Tarantino here projects 1960’s hilly-side LA in a way where you feel you’ve been hanging around in the neighbourhood for quite some time. You rarely get so immersed in the time and space of that period like the way Tarantino composes in this film, and you don’t need to know a lot of references to enjoy it (even if that would certainly help more). The magic obviously lies in the cinematography that conjures something “enigmatic or mysterious or cheery or a little scary” feeling that pours across Los Angeles. The nights in the canyons seem eerie. Part of the brilliance of these feelings that I felt is also the superb choice of songs that are played perfectly against such glorious images. You could sense some foreboding danger around. I found my stomach churning with fear around the final act, as the glorious shot of Cliff Booth walking with his dog in the middle of the night on the windy street in his acid-trip, makes way to the beat-up car approaching in the opposite direction of them, toward the camera, slowly coming to a halt. Chilling!
Rick Dalton’s (played by the terrific, Leonardo DiCaprio) story is both touching and emotional, and his friendship with Cliff Booth (played by effortlessly cool, Brad Pitt) is very moving. They can’t get better than this. I realise well their characters are much trickier to play than they make it look like.

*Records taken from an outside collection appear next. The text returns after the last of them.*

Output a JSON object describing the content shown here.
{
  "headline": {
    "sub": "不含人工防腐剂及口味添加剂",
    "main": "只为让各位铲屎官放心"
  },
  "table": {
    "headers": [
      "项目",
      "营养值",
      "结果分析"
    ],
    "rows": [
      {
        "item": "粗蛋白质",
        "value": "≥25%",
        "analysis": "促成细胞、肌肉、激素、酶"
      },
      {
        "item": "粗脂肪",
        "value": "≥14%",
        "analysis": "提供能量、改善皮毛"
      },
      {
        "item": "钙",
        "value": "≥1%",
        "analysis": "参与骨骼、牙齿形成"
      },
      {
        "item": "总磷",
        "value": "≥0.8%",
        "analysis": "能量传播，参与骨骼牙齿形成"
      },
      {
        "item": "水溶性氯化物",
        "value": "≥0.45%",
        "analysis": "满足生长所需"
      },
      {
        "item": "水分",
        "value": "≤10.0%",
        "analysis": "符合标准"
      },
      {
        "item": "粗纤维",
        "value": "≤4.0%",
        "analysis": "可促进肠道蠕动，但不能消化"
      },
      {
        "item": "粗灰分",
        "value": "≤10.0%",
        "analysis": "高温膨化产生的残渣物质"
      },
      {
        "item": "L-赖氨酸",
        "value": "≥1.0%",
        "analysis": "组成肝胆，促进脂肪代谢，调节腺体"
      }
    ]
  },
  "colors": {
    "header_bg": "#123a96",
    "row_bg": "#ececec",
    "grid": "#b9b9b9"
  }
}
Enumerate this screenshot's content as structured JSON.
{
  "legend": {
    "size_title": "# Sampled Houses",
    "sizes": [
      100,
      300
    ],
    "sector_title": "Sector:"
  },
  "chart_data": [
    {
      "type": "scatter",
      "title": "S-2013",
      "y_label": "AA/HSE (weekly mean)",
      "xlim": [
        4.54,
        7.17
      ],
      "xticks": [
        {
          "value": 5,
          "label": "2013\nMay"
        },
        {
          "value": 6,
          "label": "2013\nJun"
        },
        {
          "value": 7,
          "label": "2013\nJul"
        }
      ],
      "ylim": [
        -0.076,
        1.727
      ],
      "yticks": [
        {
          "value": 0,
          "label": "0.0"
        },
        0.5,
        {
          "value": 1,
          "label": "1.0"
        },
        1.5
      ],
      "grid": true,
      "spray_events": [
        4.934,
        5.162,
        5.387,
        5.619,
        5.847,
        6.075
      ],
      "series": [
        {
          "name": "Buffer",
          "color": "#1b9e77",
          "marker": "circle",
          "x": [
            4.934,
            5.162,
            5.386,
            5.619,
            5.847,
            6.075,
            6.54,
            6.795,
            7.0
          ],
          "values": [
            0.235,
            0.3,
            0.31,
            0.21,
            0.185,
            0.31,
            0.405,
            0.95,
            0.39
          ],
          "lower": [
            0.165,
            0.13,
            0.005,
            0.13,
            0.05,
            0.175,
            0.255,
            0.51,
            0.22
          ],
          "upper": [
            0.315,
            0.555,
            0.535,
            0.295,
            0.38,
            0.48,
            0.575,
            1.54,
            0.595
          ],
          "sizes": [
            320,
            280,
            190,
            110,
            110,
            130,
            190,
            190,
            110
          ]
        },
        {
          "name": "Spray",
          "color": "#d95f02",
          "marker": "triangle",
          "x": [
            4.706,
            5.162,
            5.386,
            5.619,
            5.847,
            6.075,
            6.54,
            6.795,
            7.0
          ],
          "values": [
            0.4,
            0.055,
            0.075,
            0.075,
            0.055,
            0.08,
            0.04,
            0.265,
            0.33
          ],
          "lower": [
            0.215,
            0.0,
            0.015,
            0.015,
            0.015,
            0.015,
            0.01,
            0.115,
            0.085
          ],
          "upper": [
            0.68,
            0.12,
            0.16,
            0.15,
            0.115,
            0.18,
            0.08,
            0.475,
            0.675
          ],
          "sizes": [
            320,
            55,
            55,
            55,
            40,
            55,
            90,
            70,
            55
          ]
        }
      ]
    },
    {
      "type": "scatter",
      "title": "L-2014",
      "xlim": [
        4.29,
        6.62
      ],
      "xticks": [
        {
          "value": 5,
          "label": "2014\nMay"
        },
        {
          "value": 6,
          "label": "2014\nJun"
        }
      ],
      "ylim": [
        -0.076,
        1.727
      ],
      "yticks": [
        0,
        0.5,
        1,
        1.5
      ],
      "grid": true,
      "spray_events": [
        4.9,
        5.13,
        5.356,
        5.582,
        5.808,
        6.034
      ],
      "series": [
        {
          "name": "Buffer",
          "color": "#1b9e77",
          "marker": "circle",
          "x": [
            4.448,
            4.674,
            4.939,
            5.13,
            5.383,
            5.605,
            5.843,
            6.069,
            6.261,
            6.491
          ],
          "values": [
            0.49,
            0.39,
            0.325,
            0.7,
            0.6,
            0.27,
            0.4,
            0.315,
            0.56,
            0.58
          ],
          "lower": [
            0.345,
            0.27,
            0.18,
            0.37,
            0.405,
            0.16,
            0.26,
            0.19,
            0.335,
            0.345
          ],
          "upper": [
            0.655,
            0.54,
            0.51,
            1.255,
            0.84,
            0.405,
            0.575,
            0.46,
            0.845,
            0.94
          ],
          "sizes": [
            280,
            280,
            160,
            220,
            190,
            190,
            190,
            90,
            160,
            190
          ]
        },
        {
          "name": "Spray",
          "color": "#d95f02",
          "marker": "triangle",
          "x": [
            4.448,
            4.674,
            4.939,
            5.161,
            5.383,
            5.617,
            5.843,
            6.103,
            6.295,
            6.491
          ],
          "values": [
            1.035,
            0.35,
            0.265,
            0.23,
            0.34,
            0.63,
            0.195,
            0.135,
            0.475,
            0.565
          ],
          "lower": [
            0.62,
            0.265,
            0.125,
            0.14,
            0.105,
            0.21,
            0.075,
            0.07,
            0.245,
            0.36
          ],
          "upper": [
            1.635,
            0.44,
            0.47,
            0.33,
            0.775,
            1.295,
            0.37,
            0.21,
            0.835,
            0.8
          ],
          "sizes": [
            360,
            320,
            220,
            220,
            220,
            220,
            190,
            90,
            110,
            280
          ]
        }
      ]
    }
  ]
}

This is a very sophisticated, high-value entertaining, enrapturing yarn of a film that barges into a dynamite third act, delivering catharsis that feels genuine in a way without the help of its schmaltzy nostalgic references (even if they are indulgent and fun). It’s a testament that Tarantino excites and revels the filmmaking audience in such delightful glee that is part of his brilliant form and persona around it.